Mar 30, 2015 7:09 PM in response to radius688

When you see a beachball cursor or the slowness is especially bad, note the exact time: hour, minute, second.

These instructions must be carried out as an administrator. If you have only one user account, you are the administrator.

Launch the Console application in any of the following ways:

☞ Enter the first few letters of its name into a Spotlight search. Select it in the results (it should be at the top.)

☞ In the Finder, select Go Utilities from the menu bar, or press the key combination shift-command-U. The application is in the folder that opens.

☞ Open LaunchPad and start typing the name.

The title of the Console window should be All Messages. If it isn't, select

SYSTEM LOG QUERIES All Messages

from the log list on the left. If you don't see that list, select

View Show Log List

from the menu bar at the top of the screen.

Each message in the log begins with the date and time when it was entered. Scroll back to the time you noted above.

Select the messages entered from then until the end of the episode, or until they start to repeat, whichever comes first.

Copy the messages to the Clipboard by pressing the key combination command-C. Paste into a reply to this message by pressing command-V.

The log contains a vast amount of information, almost all of it useless for solving any particular problem. When posting a log extract, be selective. A few dozen lines are almost always more than enough.

Please don't indiscriminately dump thousands of lines from the log into this discussion.

Please don't post screenshots of log messages—post the text.

Some private information, such as your name, may appear in the log.

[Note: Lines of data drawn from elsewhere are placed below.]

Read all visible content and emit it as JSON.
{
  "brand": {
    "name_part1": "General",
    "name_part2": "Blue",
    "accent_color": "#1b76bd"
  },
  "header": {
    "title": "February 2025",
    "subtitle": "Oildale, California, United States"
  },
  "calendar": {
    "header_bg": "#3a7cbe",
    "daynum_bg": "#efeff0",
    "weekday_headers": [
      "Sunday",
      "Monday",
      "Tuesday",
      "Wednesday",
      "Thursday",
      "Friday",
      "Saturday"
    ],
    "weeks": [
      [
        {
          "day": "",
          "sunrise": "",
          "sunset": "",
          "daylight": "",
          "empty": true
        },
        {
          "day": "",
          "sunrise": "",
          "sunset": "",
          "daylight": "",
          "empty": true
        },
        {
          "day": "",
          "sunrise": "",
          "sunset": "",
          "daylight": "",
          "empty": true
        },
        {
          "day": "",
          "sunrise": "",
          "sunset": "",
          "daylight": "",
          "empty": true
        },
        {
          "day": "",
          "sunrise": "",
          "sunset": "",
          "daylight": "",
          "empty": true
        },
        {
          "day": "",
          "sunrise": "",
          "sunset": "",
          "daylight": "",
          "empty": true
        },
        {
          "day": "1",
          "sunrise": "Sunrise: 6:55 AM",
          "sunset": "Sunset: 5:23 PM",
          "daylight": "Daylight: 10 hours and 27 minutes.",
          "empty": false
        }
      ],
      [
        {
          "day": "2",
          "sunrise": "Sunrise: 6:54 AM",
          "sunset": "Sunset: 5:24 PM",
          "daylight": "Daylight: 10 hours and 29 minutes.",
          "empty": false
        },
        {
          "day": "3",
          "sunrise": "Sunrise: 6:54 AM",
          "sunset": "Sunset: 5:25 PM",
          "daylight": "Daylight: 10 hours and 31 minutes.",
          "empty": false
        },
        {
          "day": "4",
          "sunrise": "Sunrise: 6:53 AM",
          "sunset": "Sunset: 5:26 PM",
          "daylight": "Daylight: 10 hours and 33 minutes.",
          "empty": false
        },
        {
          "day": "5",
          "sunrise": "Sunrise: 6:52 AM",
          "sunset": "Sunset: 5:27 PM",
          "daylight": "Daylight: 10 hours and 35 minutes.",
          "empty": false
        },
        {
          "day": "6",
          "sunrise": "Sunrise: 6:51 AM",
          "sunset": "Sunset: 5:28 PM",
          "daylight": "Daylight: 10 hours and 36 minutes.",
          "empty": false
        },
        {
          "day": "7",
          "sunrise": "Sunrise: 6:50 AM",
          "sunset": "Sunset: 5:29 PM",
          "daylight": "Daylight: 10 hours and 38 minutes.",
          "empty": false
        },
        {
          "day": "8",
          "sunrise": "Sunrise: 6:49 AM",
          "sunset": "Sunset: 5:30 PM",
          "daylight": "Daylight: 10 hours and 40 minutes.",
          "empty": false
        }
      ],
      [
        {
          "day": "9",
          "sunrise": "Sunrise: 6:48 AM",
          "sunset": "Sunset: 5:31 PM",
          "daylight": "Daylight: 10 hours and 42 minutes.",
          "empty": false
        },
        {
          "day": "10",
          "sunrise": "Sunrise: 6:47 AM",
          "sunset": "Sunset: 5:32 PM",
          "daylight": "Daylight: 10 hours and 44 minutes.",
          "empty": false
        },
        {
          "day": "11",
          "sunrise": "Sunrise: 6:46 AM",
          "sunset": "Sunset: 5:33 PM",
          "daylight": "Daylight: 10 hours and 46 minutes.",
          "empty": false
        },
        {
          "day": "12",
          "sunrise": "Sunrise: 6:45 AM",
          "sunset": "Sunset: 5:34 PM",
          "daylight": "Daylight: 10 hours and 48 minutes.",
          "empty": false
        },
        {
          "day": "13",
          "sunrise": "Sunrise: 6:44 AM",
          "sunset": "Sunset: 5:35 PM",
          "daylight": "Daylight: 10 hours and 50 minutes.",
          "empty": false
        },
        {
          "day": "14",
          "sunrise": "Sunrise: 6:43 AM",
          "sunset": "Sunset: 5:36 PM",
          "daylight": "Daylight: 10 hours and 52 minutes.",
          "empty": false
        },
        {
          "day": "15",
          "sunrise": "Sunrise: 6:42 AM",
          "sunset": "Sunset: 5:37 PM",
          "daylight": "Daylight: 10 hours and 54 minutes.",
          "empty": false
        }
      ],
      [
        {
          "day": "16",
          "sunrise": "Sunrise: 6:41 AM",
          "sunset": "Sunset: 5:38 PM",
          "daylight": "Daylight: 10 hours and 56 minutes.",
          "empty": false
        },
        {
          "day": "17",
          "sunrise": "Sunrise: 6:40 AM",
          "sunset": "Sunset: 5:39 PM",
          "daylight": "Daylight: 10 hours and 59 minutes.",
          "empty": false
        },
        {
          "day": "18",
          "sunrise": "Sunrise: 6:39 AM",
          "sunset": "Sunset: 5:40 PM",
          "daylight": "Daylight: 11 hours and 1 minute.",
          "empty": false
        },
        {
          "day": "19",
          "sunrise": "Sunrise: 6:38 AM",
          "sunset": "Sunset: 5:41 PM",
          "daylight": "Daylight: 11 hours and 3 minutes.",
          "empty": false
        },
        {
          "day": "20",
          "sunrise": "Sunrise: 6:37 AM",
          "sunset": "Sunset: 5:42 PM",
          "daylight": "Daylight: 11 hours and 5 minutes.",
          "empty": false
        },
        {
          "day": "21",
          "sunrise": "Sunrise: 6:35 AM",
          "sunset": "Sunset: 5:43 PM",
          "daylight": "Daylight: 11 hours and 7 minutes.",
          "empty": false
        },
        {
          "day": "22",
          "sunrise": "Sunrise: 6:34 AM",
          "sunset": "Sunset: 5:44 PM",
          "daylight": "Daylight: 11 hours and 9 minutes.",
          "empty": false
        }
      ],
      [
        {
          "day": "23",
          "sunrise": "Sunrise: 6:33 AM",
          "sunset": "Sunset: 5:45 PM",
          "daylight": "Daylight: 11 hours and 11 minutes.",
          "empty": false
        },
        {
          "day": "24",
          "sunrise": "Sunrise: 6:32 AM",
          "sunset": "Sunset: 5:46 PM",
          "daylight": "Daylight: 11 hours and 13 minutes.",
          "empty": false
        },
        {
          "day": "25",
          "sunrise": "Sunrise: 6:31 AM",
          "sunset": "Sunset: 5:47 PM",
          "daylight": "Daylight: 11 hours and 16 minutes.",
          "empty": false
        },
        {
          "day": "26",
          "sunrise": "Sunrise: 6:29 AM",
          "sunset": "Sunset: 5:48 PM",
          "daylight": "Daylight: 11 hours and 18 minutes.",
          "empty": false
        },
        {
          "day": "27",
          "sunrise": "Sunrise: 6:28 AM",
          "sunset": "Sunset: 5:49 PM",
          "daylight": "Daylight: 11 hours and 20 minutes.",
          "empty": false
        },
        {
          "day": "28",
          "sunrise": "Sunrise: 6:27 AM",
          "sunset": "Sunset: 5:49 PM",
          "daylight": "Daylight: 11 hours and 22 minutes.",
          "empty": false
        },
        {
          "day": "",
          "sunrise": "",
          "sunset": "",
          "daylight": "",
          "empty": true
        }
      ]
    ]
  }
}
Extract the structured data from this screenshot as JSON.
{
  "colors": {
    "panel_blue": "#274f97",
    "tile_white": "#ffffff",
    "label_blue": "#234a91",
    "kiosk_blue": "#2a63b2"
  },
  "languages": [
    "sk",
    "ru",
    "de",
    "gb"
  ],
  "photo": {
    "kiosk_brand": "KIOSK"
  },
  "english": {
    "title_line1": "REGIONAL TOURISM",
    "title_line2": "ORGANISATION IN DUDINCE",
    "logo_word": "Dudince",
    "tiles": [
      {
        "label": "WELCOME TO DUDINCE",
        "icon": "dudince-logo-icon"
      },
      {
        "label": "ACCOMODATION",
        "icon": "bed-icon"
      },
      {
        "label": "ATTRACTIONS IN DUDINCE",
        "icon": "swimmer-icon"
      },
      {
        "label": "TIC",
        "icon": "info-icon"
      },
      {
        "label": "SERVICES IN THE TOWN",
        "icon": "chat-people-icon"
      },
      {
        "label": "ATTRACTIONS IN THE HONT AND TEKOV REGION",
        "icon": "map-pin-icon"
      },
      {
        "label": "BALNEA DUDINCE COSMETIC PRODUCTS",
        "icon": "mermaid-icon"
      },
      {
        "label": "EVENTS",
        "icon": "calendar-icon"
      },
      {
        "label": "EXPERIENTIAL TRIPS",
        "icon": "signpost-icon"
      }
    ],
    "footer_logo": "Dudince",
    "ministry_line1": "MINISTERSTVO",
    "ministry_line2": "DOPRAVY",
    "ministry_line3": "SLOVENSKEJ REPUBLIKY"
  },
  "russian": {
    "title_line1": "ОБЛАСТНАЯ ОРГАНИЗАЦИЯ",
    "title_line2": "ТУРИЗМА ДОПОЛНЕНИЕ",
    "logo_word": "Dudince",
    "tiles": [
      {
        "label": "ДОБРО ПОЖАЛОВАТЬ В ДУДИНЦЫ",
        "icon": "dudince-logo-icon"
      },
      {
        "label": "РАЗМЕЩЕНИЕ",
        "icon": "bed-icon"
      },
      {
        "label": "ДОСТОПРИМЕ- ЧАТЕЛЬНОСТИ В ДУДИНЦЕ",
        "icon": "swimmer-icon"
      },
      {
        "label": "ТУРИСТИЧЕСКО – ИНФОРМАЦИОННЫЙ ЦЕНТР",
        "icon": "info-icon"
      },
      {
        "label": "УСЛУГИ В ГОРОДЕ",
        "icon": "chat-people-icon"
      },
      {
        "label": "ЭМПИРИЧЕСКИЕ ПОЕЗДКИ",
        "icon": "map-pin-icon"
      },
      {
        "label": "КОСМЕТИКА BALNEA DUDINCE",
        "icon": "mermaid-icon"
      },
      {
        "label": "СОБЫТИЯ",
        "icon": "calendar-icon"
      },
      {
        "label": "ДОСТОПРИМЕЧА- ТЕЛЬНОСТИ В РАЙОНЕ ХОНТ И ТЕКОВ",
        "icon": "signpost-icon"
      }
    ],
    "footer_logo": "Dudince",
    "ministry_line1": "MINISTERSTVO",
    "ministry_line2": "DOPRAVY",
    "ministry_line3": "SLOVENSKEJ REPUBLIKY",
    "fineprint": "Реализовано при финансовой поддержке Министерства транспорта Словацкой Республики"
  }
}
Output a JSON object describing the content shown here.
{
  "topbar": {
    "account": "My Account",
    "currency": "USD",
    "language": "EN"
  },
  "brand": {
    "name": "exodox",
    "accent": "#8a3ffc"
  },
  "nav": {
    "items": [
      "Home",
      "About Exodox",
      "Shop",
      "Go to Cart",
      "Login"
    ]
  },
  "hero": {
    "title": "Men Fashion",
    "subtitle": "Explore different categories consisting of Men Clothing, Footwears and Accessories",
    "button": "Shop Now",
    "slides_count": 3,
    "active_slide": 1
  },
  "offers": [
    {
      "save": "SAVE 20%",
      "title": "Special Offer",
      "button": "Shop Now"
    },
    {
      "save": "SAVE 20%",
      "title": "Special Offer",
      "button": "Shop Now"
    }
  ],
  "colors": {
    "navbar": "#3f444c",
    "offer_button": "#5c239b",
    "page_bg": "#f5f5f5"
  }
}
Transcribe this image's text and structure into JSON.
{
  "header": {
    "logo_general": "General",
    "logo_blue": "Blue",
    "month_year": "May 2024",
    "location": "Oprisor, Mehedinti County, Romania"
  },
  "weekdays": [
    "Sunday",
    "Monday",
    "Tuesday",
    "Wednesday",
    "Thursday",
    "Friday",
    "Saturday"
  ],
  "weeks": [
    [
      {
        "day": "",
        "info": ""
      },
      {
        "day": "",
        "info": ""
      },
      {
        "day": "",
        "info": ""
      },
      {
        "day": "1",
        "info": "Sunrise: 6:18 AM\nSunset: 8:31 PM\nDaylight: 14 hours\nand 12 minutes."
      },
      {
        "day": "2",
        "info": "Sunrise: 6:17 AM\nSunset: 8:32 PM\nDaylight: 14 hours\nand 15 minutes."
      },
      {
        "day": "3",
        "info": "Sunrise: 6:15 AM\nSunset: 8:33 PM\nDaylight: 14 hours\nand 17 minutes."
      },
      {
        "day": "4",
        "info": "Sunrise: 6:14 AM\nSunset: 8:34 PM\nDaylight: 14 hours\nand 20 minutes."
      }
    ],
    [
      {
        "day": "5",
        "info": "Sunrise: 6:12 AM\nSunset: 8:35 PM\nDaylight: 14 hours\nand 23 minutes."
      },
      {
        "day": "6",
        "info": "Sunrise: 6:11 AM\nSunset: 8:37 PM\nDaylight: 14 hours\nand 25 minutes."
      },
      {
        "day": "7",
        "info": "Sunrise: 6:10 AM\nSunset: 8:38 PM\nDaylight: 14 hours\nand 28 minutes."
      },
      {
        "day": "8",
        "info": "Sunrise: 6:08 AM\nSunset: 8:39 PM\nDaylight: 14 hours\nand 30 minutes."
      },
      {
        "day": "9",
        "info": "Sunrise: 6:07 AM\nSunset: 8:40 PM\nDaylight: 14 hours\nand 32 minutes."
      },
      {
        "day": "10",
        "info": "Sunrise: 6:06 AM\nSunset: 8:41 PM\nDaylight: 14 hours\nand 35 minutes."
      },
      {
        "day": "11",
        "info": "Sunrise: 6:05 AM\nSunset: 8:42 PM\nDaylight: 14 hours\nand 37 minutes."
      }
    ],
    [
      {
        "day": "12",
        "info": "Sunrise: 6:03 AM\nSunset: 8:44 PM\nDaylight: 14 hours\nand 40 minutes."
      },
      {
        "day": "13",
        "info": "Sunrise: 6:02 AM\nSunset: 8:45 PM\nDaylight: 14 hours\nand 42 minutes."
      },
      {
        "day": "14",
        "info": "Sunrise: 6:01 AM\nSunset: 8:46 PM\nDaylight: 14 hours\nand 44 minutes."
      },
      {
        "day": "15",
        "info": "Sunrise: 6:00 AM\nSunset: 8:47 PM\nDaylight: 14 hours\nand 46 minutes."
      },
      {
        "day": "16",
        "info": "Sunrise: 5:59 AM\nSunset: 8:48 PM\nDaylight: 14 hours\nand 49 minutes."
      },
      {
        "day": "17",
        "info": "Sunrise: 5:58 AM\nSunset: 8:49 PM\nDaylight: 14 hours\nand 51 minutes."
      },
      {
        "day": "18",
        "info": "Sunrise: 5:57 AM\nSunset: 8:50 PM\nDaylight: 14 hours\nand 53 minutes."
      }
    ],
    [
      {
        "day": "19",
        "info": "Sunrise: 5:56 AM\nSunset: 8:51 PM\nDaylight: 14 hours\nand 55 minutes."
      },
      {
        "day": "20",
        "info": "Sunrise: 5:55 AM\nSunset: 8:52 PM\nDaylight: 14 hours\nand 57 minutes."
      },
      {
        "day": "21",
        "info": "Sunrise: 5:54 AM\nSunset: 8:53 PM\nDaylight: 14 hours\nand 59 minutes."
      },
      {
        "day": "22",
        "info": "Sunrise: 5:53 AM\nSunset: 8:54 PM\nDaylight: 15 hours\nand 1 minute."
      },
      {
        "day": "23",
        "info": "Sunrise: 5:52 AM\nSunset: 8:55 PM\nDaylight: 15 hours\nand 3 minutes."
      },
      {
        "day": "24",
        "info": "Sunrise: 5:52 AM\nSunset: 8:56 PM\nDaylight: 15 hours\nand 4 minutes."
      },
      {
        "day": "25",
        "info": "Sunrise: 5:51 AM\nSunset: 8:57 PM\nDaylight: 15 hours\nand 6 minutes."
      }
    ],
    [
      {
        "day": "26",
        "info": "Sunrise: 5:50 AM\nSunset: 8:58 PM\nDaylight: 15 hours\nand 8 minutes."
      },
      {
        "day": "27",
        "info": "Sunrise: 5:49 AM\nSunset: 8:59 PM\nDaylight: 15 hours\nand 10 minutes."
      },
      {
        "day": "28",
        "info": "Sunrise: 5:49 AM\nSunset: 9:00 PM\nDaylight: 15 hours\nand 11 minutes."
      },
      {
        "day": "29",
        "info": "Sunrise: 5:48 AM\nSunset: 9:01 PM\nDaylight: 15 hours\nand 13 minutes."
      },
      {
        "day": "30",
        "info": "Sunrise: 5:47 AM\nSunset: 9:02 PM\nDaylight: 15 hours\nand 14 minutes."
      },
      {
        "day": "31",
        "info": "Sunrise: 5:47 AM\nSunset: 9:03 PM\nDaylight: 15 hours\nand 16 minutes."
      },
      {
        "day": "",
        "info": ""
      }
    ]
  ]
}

Anonymize before posting.

Mar 31, 2015 4:49 AM in response to Linc Davis

Hello,

I tried restarting from the internal drive, but it hung about halfway through the thin gray progress bar. I restarted using the Recovery System and ran disk utility. It told me that the disk could not repair the drive. Now I am reformatting the internal drive and writing zeroes, and then will use a Carbon Copy Clone external thunderbolt drive I have to restore the system.

I tried restarting in Safe mode, but the imac just shut itself down.


Joe

Mar 31, 2015 7:18 AM in response to radius688

If you hadn't already reformatted the drive, I could have directed you to a utility that might have told you if the internal drive is failing. It certainly sounds like it is failing, but it will be harder to definitely prove that. I suggest not using Carbon Copy Clone. Try to reinstall from the recovery volume. If that works, then you could use Migration Assistant to restore from the clone. If you experience any kind of failure during the process, then the hard drive has probably failed.